PRIMO: ATTIVARE LA DIPLOMAZIA DELLA SALUTE
«Tre sono i punti salienti per agire concretamente nell’ottica della salvaguardia della salute di ogni individuo» prosegue Saracci. Primo: «Sollecitare il Ministero della salute ad attivare tutti i canali di “diplomazia della salute” nei confronti dei Paesi in guerra e mediati da organismi come OMS e UNICEF, allo scopo di un’immediata sospensione delle operazioni di guerra. L’obiettivo è quello di aprire effettive e, non solo simboliche, negoziazioni. Il Ministero della Salute, in quanto detentore e garante del benessere collettivo e individuale, ha un’autorevole voce in capitolo a riguardo».

SECONDO: TENERE APERTO IL DIALOGO
Secondo: «Fondamentale, inoltre, è rendere agevoli i collegamenti con il personale sanitario presente sia in Ucraina sia in Russia, con l’obiettivo di stimolare il dialogo e incentivare operazioni concrete di supporto medico-sanitario». Il professor Saracci ha tenuto a precisare anche l’entità di un atto, a dir poco discutibile e in direzione opposta alla cooperazione, in base al quale la European Society of Cardiology ha temporaneamente sospeso i cardiologi russi dalla partecipazione ai congressi. «Un’occasione persa - ha detto - per instaurare un importante momento di dialogo e confronto».
TERZO: MONITORARE LA SITUAZIONE DEI RIFUGIATI
Terzo punto: «Un altro aspetto imprescindibile è infine quello legato all’osservazione epidemiologica deputata all’assistenza sanitaria della crescente popolazione di rifugiati in arrivo. Il supporto dovrebbe avvenire contemporaneamente a livello regionale e statale. La finalità quella di creare una sorta di registro di coloro che fuggono dalla guerra per monitorare la loro situazione di salute, sia in relazione alla presenza di eventuali patologie croniche e acute, sia in relazione all’effettuazione delle vaccinazioni pediatriche e anti Covid».
RICONSIDERARE SVILUPPO E RISORSE
«La prevenzione dei conflitti - così recita l’editoriale che vuole fornire strumenti utili di riflessione a prescindere dall’emergenza stretta - passa necessariamente da un ripensamento delle attuali logiche di sviluppo». Si mette l’accento su quanto l’aggressione russa in atto sia collegata al tema dell’energia e del dominio sulla distribuzione dei combustibili fossili. «Gli effetti sui mercati sono già visibili - prosegue l’editoriale - con un aumento dei costi che rischia di mettere in ginocchio molti sistemi economici.
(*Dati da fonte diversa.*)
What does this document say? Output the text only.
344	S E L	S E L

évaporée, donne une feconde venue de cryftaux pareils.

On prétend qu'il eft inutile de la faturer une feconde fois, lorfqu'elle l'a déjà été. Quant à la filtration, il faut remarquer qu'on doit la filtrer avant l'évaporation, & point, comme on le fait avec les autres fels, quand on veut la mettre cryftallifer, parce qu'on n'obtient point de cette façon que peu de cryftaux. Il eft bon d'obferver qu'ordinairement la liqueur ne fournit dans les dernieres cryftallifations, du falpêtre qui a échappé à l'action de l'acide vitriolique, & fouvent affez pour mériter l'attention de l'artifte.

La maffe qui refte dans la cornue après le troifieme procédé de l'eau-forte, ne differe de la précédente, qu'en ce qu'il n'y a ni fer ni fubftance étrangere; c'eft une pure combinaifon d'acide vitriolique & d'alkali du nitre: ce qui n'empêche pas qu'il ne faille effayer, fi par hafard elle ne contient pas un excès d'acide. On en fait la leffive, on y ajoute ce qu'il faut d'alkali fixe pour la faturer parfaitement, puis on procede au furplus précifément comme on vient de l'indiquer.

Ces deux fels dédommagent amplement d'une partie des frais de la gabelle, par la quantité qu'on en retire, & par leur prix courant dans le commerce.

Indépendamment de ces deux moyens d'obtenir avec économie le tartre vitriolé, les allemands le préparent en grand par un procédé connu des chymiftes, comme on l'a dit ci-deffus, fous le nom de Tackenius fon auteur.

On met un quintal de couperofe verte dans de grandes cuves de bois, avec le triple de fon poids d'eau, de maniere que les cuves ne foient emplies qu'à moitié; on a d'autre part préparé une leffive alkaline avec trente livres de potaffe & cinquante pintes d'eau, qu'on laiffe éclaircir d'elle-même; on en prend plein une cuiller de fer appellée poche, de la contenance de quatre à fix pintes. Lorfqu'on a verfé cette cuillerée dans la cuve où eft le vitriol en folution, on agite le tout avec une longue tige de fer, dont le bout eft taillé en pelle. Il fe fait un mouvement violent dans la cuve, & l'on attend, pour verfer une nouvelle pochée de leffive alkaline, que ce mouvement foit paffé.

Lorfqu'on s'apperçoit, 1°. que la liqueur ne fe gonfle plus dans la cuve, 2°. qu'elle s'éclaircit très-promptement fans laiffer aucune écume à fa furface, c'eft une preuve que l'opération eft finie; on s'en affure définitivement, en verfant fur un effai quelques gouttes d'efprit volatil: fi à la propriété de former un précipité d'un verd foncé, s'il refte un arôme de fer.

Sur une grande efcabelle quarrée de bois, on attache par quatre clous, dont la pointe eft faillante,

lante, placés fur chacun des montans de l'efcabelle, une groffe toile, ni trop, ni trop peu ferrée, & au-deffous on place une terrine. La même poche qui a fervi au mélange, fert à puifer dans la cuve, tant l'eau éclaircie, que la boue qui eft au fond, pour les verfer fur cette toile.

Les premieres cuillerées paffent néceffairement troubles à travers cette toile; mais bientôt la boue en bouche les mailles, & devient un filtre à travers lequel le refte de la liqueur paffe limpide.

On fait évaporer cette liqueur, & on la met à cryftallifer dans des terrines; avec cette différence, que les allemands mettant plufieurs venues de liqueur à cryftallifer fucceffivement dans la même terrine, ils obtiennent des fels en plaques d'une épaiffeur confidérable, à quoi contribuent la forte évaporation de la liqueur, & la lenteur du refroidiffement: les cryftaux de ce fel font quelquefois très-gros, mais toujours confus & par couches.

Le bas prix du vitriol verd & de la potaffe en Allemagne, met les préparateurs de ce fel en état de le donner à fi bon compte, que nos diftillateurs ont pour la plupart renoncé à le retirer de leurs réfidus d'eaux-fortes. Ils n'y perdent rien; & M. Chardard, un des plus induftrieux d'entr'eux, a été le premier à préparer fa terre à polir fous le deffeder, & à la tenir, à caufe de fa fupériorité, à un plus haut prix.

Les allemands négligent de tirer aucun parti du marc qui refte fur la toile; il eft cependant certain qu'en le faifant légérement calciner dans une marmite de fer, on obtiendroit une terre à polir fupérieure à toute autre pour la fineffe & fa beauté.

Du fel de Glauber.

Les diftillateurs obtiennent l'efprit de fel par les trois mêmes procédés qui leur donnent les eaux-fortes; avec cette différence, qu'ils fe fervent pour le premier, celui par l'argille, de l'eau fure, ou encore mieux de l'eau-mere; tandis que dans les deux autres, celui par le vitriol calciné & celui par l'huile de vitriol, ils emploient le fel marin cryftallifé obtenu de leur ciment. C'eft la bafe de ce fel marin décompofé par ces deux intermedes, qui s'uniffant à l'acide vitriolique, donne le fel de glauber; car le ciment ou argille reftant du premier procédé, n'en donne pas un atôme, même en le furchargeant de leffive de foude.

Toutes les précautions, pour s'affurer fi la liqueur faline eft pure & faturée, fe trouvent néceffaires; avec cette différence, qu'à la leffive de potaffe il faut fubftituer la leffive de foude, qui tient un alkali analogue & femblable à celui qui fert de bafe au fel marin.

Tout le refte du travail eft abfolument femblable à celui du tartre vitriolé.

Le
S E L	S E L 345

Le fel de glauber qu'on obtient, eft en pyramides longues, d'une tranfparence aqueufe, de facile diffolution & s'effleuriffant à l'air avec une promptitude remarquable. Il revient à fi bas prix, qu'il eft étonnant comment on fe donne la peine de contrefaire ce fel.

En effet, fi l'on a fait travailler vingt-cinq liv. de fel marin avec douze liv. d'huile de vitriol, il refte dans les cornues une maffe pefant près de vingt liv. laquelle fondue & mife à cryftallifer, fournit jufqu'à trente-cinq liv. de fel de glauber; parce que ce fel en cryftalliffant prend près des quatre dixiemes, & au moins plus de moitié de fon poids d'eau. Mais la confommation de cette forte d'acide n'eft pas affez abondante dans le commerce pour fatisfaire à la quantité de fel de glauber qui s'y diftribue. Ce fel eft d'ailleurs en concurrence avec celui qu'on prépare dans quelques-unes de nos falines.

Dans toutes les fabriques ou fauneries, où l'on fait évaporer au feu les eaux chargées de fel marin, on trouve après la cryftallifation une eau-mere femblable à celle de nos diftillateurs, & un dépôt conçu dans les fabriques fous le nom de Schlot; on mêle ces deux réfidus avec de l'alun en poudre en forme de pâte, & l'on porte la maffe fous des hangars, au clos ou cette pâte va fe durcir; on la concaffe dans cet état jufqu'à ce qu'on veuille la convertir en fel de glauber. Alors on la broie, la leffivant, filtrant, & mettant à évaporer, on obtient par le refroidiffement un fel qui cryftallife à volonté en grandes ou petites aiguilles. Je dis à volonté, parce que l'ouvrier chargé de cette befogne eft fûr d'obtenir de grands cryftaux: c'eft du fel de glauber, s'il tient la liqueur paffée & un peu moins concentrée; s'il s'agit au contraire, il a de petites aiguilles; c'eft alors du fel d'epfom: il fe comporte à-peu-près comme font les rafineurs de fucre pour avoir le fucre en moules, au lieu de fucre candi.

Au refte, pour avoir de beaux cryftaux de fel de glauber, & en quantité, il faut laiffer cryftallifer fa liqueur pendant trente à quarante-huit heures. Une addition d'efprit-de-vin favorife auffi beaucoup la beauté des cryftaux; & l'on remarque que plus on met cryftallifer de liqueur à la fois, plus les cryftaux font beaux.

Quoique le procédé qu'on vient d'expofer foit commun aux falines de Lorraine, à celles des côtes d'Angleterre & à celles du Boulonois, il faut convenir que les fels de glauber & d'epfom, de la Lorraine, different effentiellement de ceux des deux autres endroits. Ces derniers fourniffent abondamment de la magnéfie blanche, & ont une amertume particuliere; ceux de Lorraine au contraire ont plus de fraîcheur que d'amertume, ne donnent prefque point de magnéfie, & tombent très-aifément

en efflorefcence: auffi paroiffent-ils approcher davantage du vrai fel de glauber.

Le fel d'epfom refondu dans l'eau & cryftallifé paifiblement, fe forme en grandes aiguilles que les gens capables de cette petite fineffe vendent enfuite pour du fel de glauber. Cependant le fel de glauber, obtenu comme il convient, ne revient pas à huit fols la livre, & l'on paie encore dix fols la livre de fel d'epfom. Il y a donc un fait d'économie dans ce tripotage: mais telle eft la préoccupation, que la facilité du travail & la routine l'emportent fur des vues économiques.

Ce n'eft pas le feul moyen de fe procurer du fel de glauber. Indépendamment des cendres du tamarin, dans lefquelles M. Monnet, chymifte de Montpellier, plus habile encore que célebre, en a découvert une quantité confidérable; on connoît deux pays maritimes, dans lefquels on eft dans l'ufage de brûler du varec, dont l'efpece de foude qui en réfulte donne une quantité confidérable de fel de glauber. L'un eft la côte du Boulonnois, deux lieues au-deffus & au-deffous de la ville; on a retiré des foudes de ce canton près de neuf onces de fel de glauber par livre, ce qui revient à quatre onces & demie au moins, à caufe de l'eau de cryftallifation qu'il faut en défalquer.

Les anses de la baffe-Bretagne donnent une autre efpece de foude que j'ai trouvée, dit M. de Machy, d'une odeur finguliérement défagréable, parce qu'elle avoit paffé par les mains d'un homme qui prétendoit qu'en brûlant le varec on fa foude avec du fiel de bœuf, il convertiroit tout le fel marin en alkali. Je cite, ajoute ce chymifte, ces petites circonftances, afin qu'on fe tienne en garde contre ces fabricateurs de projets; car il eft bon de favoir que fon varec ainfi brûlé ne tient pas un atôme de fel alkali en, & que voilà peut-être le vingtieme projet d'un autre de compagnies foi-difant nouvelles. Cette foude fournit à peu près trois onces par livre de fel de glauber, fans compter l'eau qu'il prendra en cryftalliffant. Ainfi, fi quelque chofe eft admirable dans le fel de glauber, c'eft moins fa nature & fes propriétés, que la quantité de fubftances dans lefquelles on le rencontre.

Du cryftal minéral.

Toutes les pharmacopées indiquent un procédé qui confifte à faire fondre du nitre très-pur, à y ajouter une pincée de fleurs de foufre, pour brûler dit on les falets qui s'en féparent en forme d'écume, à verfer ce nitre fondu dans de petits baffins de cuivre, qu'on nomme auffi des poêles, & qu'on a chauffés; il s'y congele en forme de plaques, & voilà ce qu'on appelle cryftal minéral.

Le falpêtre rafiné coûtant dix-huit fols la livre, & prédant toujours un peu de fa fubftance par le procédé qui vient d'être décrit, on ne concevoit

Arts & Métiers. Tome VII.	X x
Le risposte che vengono fornite appaiono totalmente inadeguate», finiscono per conservare anziché scardinare modelli di sviluppo e produzione «alla base di questo e di tanti altri conflitti, ma anche dei processi di cambiamento climatico e di compromissione della qualità dell’ambiente, responsabile di imponenti effetti ambientali sanitari negativi». Nei giorni scorsi, a questo riguardo, è stata avviata un’iniziativa, a cui AIE ha aderito. È quella del Gruppo Mind’s for One Health che riunisce attualmente una cinquantina di esperti di diverse discipline con lo scopo di indicare soluzioni concrete: accelerare il passaggio verso le energie alternative e adottare un Piano emergenziale straordinario di misure per il risparmio energetico, introducendo il concetto di sufficienza (sobrieté).